Le 18 décembre, pour la journée internationale des migrants, Emmaüs International appelle à revendiquer une « citoyenneté universelle ». Fidèle à sa tradition d’accueil inconditionnel pratiquée au quotidien au sein de ses groupes, le mouvement appelle à la mobilisation face aux politiques anti-migrants dont les victimes sont de plus en plus nombreuses.

  Emmaüs Dunkerque, Emmaüs Laval et des exilés présents au camp de Grande Synthe, décembre 2018

Des politiques répressives, sécuritaires et d’exclusion

Alors que l’article 13 de la Déclaration universelle des droits de l’Homme – un des documents de référence du Manifeste fondateur du mouvement Emmaüs – reconnaît à tous et toutes « le droit de circuler librement et de choisir sa résidence à l’intérieur d’un Etat », de même que celui « de quitter tout pays, y compris le sien, et de revenir dans son pays », les politiques publiques visant à contrôler, réprimer, criminaliser et expulser les personnes migrantes de leur territoire ne font que se renforcer.

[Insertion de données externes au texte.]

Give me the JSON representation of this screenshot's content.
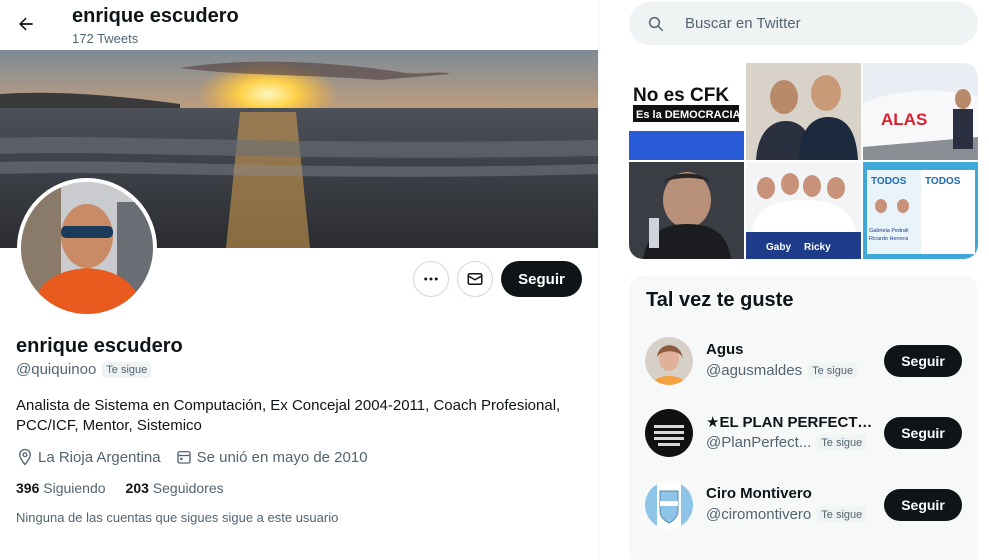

La libre circulation est aujourd’hui l’apanage des marchandises, des capitaux, et d’une minorité d’individus privilégiés. Les inégalités, l’accaparement des richesses par une infime minorité, les guerres et des conflits alimentés par la compétition pour l’accaparement des richesses et du pouvoir, et les conséquences environnementales désastreuses de nos modèles de production et de consommation, privent des millions de citoyens de la possibilité d’une vie décente et les forcent à migrer.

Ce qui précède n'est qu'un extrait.